Wednesday, 18 March 2009

Pork Fest

In my humble opinion pork shoulder is a very under used cut of pork. Pork belly is of course the 'new black' and has become the darling of the foodies. Pork shoulder however has been standing in the shadow of the belly and needs to be brought blinking into the light of the kitchen. It is a perfect cut for braising as it's marbled with fat and when cooked is soft and really tasty. It's like chicken in its versatility because you can cook it with so many things - and it's cheap! Here I have browned the cubed pork with chorizo and onions, and then simmered it with some passata, (I've still got some homemade passata in the freezer, which I have to say is best as it's less 'tomatoey' and a bit fresher tasting) I then added some peppers and courgettes in the last half hour - they get too soggy if added earlier. Although there's paprika rich chorizo I also added some pimenton. It's great with rice or pasta or if laziness overcomes you - crusty bread.
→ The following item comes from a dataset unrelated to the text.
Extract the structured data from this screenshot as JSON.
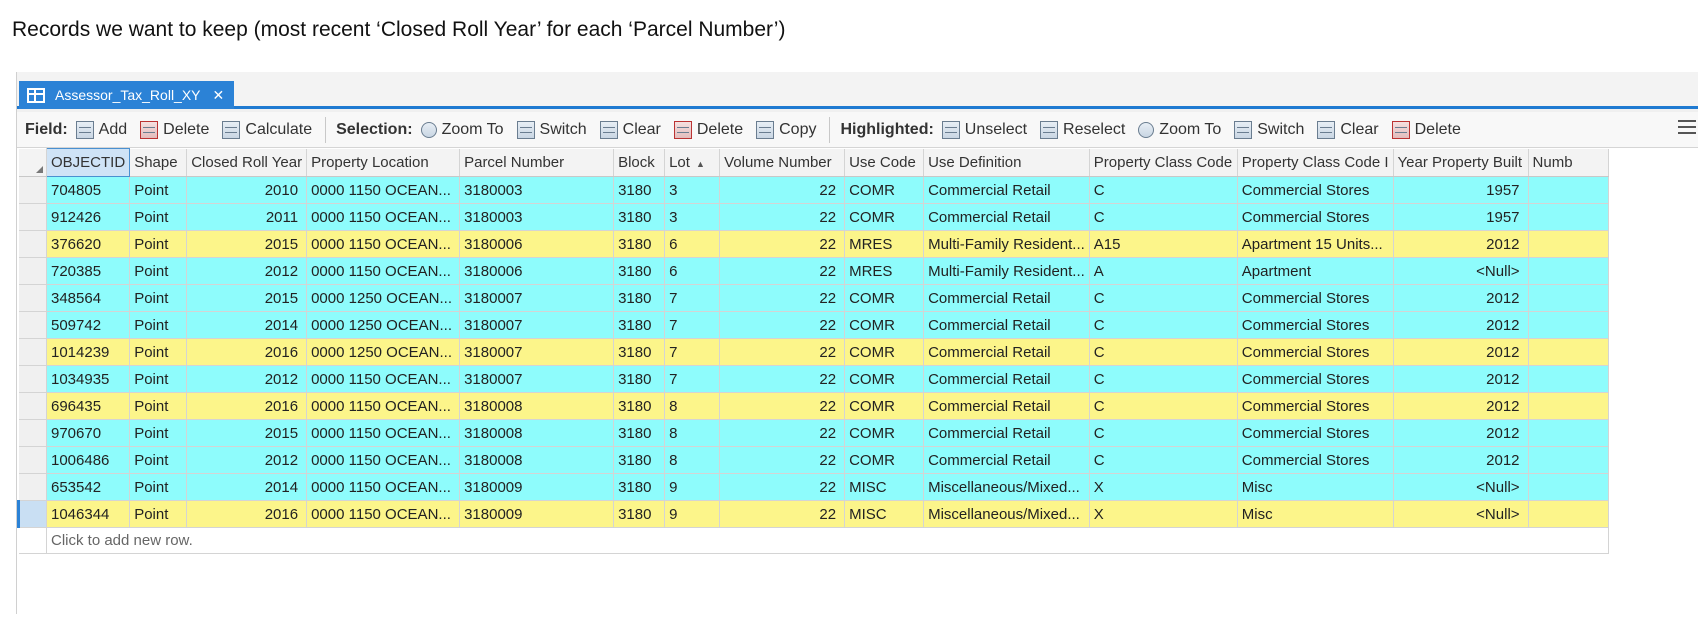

This is another dish using shoulder, this time the pork is braised in cider and a bit of chicken stock with some onion and celery - and a touch of sage. Then as a bit of a naughty garnish I added some apple slices fried in butter. This is really good served with mustard mash - a big 'kerplop' of Dijon and wholegrain added to very buttery mashed spuds.

Ghengis Tomato


I just found this little bad boy at the bottom of a bowl of tomatoes and it made me laugh out loud!

Wednesday, 11 March 2009

Continuing the chocolate theme.........


There's something very decadent about a dessert that you can stack 'Ferrero Rocher' style, which consists of crisp pastry, filled with softly whipped cream and then smothered in warm chocolate sauce. Pure food porn.

Wednesday, 4 March 2009

Take a pound of butter and a pound of chocolate.....
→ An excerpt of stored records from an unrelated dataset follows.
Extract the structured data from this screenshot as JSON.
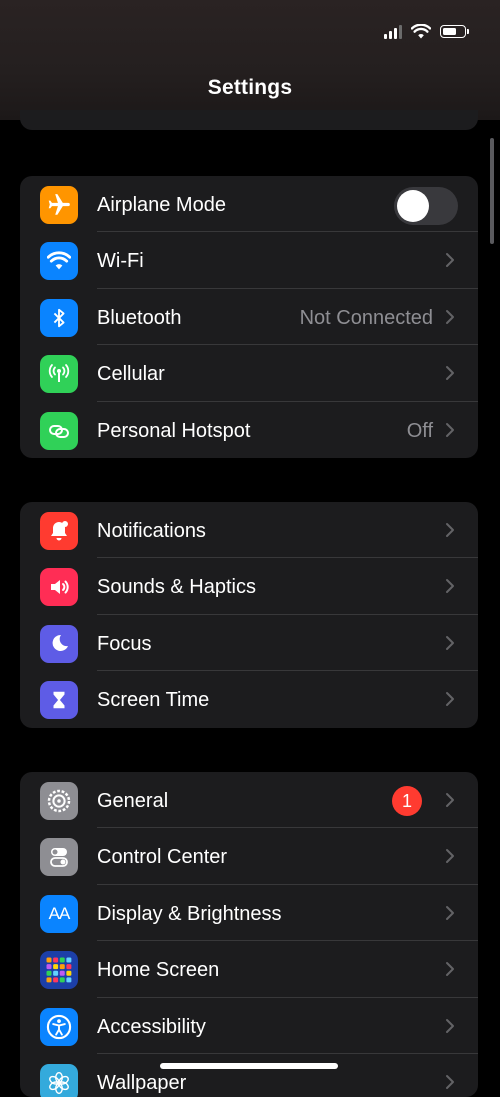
{
  "header": {
    "title": "Settings"
  },
  "status_bar": {
    "icons": [
      "cellular-signal-icon",
      "wifi-icon",
      "battery-icon"
    ],
    "battery_fraction": 0.7
  },
  "groups": [
    {
      "items": [
        {
          "label": "Airplane Mode",
          "icon": "airplane-icon",
          "icon_color": "#ff9500",
          "control": "toggle",
          "toggle_on": false
        },
        {
          "label": "Wi-Fi",
          "icon": "wifi-icon",
          "icon_color": "#0a84ff",
          "value": ""
        },
        {
          "label": "Bluetooth",
          "icon": "bluetooth-icon",
          "icon_color": "#0a84ff",
          "value": "Not Connected"
        },
        {
          "label": "Cellular",
          "icon": "cellular-antenna-icon",
          "icon_color": "#30d158",
          "value": ""
        },
        {
          "label": "Personal Hotspot",
          "icon": "hotspot-icon",
          "icon_color": "#30d158",
          "value": "Off"
        }
      ]
    },
    {
      "items": [
        {
          "label": "Notifications",
          "icon": "bell-icon",
          "icon_color": "#ff3b30"
        },
        {
          "label": "Sounds & Haptics",
          "icon": "speaker-icon",
          "icon_color": "#ff2d55"
        },
        {
          "label": "Focus",
          "icon": "moon-icon",
          "icon_color": "#5e5ce6"
        },
        {
          "label": "Screen Time",
          "icon": "hourglass-icon",
          "icon_color": "#5e5ce6"
        }
      ]
    },
    {
      "items": [
        {
          "label": "General",
          "icon": "gear-icon",
          "icon_color": "#8e8e93",
          "badge": "1"
        },
        {
          "label": "Control Center",
          "icon": "switches-icon",
          "icon_color": "#8e8e93"
        },
        {
          "label": "Display & Brightness",
          "icon": "text-size-icon",
          "icon_color": "#0a84ff",
          "icon_text": "AA"
        },
        {
          "label": "Home Screen",
          "icon": "app-grid-icon",
          "icon_color": "#1c3fa8"
        },
        {
          "label": "Accessibility",
          "icon": "accessibility-icon",
          "icon_color": "#0a84ff"
        },
        {
          "label": "Wallpaper",
          "icon": "flower-icon",
          "icon_color": "#34aadc"
        }
      ]
    }
  ]
}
Could there be a better start for a recipe?


This is chocolate tiffin, a wicked combination of chocolate, butter, biscuits and toasted nuts. It's quite addictive. I advise my customers, after eating a lump, not to drive or operate heavy machinery.

Tuesday, 3 March 2009

Turkey, Pork & Bacon Pie

This pie is based on a pie that my Mother-in-law Margaret used to make. She made it on Christmas eve, ready to be eaten on Christmas morning, with a glass of champagne whilst opening your presents. But frankly it's too yummy to only have it at Christmas. It's also good made with rabbit and pheasant, which I use when they're in season, which are shot on the farm.


It's a shortcrust pastry pie, filled with poached free range turkey thigh, pork belly and smoked bacon. The free range turkey thigh is such a lovely dark, moist meat. God knows why people have a turkey crown for Christmas - it's such a waste. To my mind they're missing the best bit as it has far more flavour. They're probably the same type of people who throw away their chicken carcasses and miss out on lovely stocks and soups because they can't be bothered - crazy.

Right, rant over, now where were we? The pie is then baked and when cool a rich jellied stock is poured in. It's like a raised pie, but lighter as it doesn't have the rich hot water crust pastry.